The environmental monitoring sensors located throughout a ship include fire detection sensors. When they detect a fire, Ops and Security are notified by computer. If the fire is a small one, the fire suppression system surrounds it with a force field This snuffs out the flames by cutting off it’s oxygen supply; the force field is maintained until the affected objects cool down to the point of combustibility. For large fires, the system may have to activate larger extinguishing fields or seal off areas of the ship with section isolation doors.
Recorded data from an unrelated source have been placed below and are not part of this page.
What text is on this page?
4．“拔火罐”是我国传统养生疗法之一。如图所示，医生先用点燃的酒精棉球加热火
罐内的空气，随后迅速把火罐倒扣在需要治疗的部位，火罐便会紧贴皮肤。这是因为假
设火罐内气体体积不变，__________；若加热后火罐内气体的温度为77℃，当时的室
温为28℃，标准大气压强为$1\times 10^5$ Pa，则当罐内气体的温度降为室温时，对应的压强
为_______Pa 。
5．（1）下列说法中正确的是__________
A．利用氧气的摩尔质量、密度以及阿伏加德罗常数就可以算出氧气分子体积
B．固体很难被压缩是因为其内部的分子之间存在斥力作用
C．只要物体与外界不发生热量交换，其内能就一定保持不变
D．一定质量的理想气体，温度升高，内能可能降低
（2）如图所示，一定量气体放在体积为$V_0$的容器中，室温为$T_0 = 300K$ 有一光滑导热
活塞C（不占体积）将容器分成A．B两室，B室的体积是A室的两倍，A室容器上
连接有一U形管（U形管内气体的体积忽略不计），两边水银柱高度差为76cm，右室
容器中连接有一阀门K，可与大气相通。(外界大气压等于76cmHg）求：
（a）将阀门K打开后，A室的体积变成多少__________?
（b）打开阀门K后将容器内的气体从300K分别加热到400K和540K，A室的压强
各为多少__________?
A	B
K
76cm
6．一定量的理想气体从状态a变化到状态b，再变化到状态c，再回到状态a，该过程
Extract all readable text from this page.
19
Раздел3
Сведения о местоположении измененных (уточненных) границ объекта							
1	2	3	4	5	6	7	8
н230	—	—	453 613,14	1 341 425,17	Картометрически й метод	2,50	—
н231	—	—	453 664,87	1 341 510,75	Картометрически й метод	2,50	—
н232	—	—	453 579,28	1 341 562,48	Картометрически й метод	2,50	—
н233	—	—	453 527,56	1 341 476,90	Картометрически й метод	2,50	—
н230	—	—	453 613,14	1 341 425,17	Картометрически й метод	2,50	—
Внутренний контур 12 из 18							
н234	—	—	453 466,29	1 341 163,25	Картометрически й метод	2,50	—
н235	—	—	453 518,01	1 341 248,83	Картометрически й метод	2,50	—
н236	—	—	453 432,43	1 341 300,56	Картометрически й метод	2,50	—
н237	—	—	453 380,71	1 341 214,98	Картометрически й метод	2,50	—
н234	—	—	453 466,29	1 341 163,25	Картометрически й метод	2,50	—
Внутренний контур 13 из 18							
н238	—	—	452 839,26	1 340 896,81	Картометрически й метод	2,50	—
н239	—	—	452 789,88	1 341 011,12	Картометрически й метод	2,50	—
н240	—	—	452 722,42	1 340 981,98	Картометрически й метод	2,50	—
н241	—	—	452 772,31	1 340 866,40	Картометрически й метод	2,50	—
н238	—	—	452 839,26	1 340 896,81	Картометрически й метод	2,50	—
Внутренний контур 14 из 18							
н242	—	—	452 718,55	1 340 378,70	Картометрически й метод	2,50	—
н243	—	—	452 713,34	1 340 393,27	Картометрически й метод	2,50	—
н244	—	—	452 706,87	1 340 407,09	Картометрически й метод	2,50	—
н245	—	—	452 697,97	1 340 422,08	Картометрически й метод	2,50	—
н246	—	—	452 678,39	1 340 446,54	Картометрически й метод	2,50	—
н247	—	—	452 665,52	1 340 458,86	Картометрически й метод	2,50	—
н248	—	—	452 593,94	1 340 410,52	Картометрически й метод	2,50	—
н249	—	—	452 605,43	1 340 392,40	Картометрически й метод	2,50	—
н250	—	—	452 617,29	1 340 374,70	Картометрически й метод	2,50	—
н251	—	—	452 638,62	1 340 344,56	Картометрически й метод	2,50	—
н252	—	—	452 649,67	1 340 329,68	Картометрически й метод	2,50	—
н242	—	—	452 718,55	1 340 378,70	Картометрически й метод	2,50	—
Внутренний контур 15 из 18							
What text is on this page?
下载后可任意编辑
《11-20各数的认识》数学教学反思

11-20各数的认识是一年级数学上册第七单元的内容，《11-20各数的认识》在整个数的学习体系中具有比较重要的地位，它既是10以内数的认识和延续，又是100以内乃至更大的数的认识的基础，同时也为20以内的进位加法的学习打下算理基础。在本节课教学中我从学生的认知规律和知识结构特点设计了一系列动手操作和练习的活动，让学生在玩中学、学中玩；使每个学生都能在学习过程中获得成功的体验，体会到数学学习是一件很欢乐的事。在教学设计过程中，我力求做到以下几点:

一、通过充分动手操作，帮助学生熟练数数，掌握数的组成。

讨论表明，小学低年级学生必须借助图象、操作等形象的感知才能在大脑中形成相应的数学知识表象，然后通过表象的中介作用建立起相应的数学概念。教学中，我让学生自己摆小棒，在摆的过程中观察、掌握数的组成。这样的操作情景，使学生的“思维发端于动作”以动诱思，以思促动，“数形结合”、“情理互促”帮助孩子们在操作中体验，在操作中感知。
In extreme situations, entire sections of the ship can be vented into space, which will snuff the fire out almost instantly.
Starships need to carry a lot of equipment and other objects in addition to consumables. Large objects, or objects stored in bulk, are kept in the ships cargo holds.
In the event that a ship is about to be destroyed or must be abandoned, the crew and passengers make their way to the escape pods. Located along both sides of the hull of the saucer section (or other appropriate areas), escape pods (or, more formally, Autonomous Survival and Recovery Vehicles) are ejected from the ship upon command. They proceed away from the ship at initial speeds of about 40 meters per second, and can use their impulse engines to maneuver with a total delta-v of 3,600 meters per second.
A standard ASRV comes equipped with the following; life support for a total of 86 person-days (this includes breathable gases and consumables), an impulse engine sufficient to propel the pod at .1c for up to 24 hours (thus allowing the pod to land on, and take off from, planetary surfaces), survival gear, acceleration seats, and inertial dampening field, and a subspace radio beacon. They are atmospheric-capable. Additionally, pods may have docking ports, allowing them to join together to form ‘clusters’; this is known as ‘gaggle mode’ flight. Gaggles separate before entering an atmosphere. Escape pods on small ships may not have nearly as many supplies or equipment.